A ses soeurs Juliette et Zélie, Courbet précise ses intentions qu’il ira les voir en partant pour la Suisse et qu’il y sera dans un Eldorado comme disait Max Buchon. Il n’y aura pas beaucoup de distance pour venir le voir et ce sera une distraction. Son père l’y pousse. Il dit qu’il y tient et qu’il n’a jamais vu la Suisse. (PTDC p. 449 73-41 Dimanche 20 juillet 1873).

Gustave Courbet écrit à Jules Castagnary et d’une main d’orfèvre, il pose la dernière pierre de son évasion en évoquant qu’il souffre d’une maladie du foie et d’un commencement d’hydropisie et qu’il part pour les eaux de Vichy, d’où il lui écrira tout de suite.
(PTDC p 450 73-42 Massières, lundi 21 juillet 1873). 

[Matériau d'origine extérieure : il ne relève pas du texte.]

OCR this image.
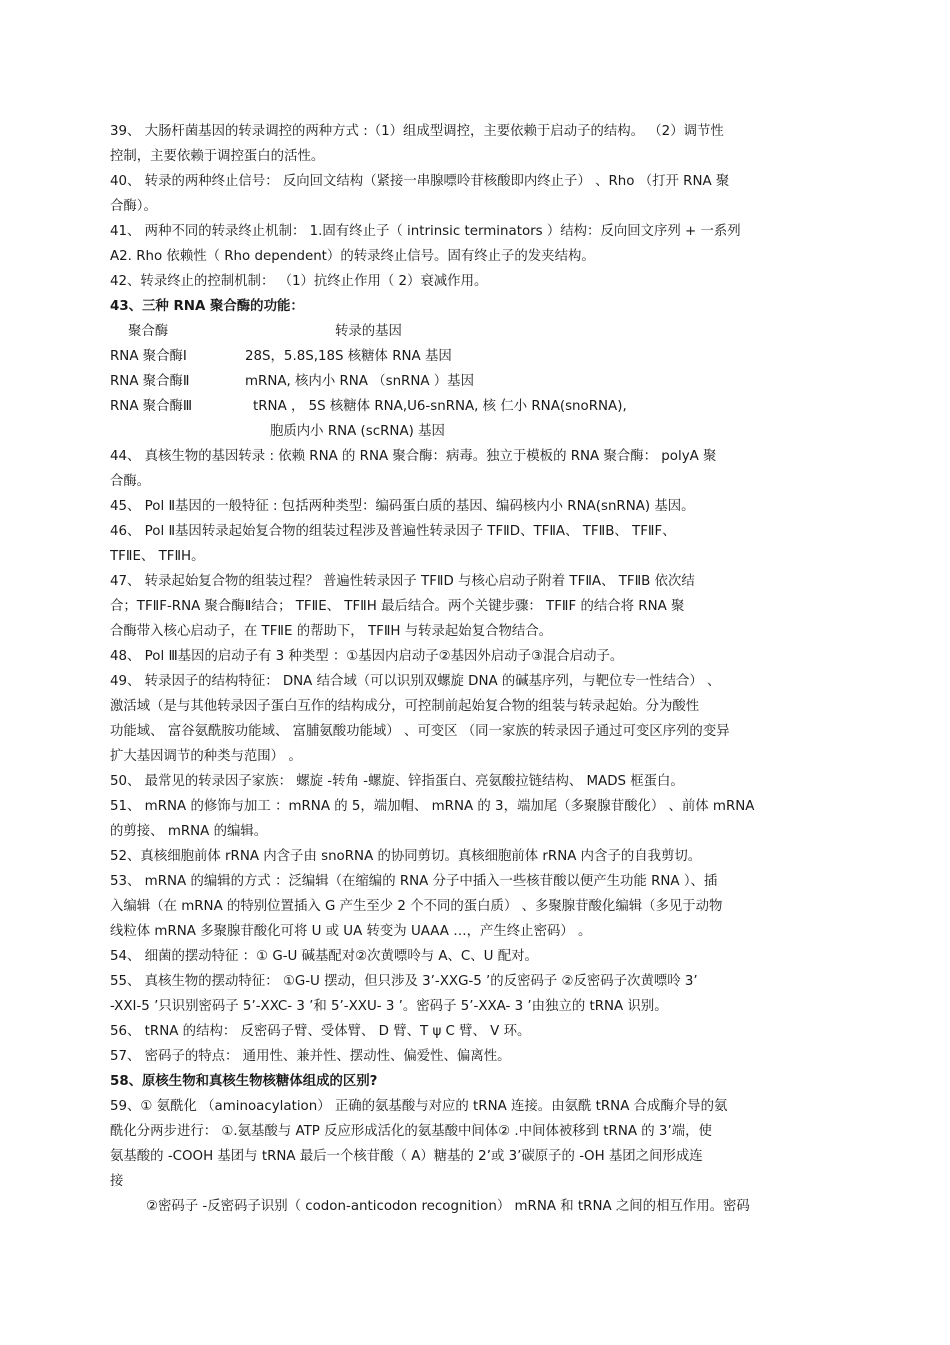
39、 大肠杆菌基因的转录调控的两种方式 :（1）组成型调控，主要依赖于启动子的结构。 （2）调节性
控制，主要依赖于调控蛋白的活性。
40、 转录的两种终止信号： 反向回文结构（紧接一串腺嘌呤苷核酸即内终止子） 、Rho （打开 RNA 聚
合酶）。
41、 两种不同的转录终止机制： 1.固有终止子（ intrinsic terminators ）结构：反向回文序列 + 一系列
A2. Rho 依赖性（ Rho dependent）的转录终止信号。固有终止子的发夹结构。
42、转录终止的控制机制： （1）抗终止作用（ 2）衰减作用。
43、三种 RNA 聚合酶的功能：
聚合酶	转录的基因
RNA 聚合酶Ⅰ	28S，5.8S,18S 核糖体 RNA 基因
RNA 聚合酶Ⅱ	mRNA, 核内小 RNA （snRNA ）基因
RNA 聚合酶Ⅲ	tRNA ， 5S 核糖体 RNA,U6-snRNA, 核 仁小 RNA(snoRNA),
胞质内小 RNA (scRNA) 基因
44、 真核生物的基因转录 : 依赖 RNA 的 RNA 聚合酶：病毒。独立于模板的 RNA 聚合酶： polyA 聚
合酶。
45、 Pol Ⅱ基因的一般特征 : 包括两种类型：编码蛋白质的基因、编码核内小 RNA(snRNA) 基因。
46、 Pol Ⅱ基因转录起始复合物的组装过程涉及普遍性转录因子 TFⅡD、TFⅡA、 TFⅡB、 TFⅡF、
TFⅡE、 TFⅡH。
47、 转录起始复合物的组装过程？ 普遍性转录因子 TFⅡD 与核心启动子附着 TFⅡA、 TFⅡB 依次结
合；TFⅡF-RNA 聚合酶Ⅱ结合； TFⅡE、 TFⅡH 最后结合。两个关键步骤： TFⅡF 的结合将 RNA 聚
合酶带入核心启动子，在 TFⅡE 的帮助下， TFⅡH 与转录起始复合物结合。
48、 Pol Ⅲ基因的启动子有 3 种类型 ：①基因内启动子②基因外启动子③混合启动子。
49、 转录因子的结构特征： DNA 结合域（可以识别双螺旋 DNA 的碱基序列，与靶位专一性结合） 、
激活域（是与其他转录因子蛋白互作的结构成分，可控制前起始复合物的组装与转录起始。分为酸性
功能域、 富谷氨酰胺功能域、 富脯氨酸功能域） 、可变区 （同一家族的转录因子通过可变区序列的变异
扩大基因调节的种类与范围） 。
50、 最常见的转录因子家族： 螺旋 -转角 -螺旋、锌指蛋白、亮氨酸拉链结构、 MADS 框蛋白。
51、 mRNA 的修饰与加工 ：mRNA 的 5，端加帽、 mRNA 的 3，端加尾（多聚腺苷酸化） 、前体 mRNA
的剪接、 mRNA 的编辑。
52、真核细胞前体 rRNA 内含子由 snoRNA 的协同剪切。真核细胞前体 rRNA 内含子的自我剪切。
53、 mRNA 的编辑的方式 ：泛编辑（在缩编的 RNA 分子中插入一些核苷酸以便产生功能 RNA ）、插
入编辑（在 mRNA 的特别位置插入 G 产生至少 2 个不同的蛋白质） 、多聚腺苷酸化编辑（多见于动物
线粒体 mRNA 多聚腺苷酸化可将 U 或 UA 转变为 UAAA …，产生终止密码） 。
54、 细菌的摆动特征 ：① G-U 碱基配对②次黄嘌呤与 A、C、U 配对。
55、 真核生物的摆动特征： ①G-U 摆动，但只涉及 3’-XXG-5 ’的反密码子 ②反密码子次黄嘌呤 3’
-XXI-5 ’只识别密码子 5’-XXC- 3 ’和 5’-XXU- 3 ’。密码子 5’-XXA- 3 ’由独立的 tRNA 识别。
56、 tRNA 的结构： 反密码子臂、受体臂、 D 臂、T ψ C 臂、 V 环。
57、 密码子的特点： 通用性、兼并性、摆动性、偏爱性、偏离性。
58、原核生物和真核生物核糖体组成的区别?
59、① 氨酰化 （aminoacylation） 正确的氨基酸与对应的 tRNA 连接。由氨酰 tRNA 合成酶介导的氨
酰化分两步进行： ①.氨基酸与 ATP 反应形成活化的氨基酸中间体② .中间体被移到 tRNA 的 3’端，使
氨基酸的 -COOH 基团与 tRNA 最后一个核苷酸（ A）糖基的 2’或 3’碳原子的 -OH 基团之间形成连
接
②密码子 -反密码子识别（ codon-anticodon recognition） mRNA 和 tRNA 之间的相互作用。密码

Comme cette dernière lettre devait être lue par Maître Lachaud, il parle d’une cure thermale. Castagnary a sûrement été au courant de cette ruse. Il est évident que son point de chute va être Saillon-les-Bains en Valais où il va passer la fin de l’été seul à l’abri des curieux et se refaire une santé.

« Nous sommes heureux comme dans un Paradis, affirme-t-il à ses parents, et en parfaite sécurité. » Il erra, d’abord, pourtant à l’aventure, en quête d’une demeure tranquille. On le vit aux Verrières, à Fleurier, dans le Val de Travers, comme jadis Jean-Jacques Rousseau, ä Lausanne et à Fribourg. Enfin, il se décide à rester sur les bords du Lac de Genève (sic Léman), à Vevey.

Mais cette ville, un peu internationale pourtant, ne lui fut tout d’abord pas favorable, excitée, sans doute, par Jomini, agent secret du gouvernement français. Le maître trouva enfin un refuge calme et pittoresque aux portes mêmes de Vevey, à La Tour de Peilz.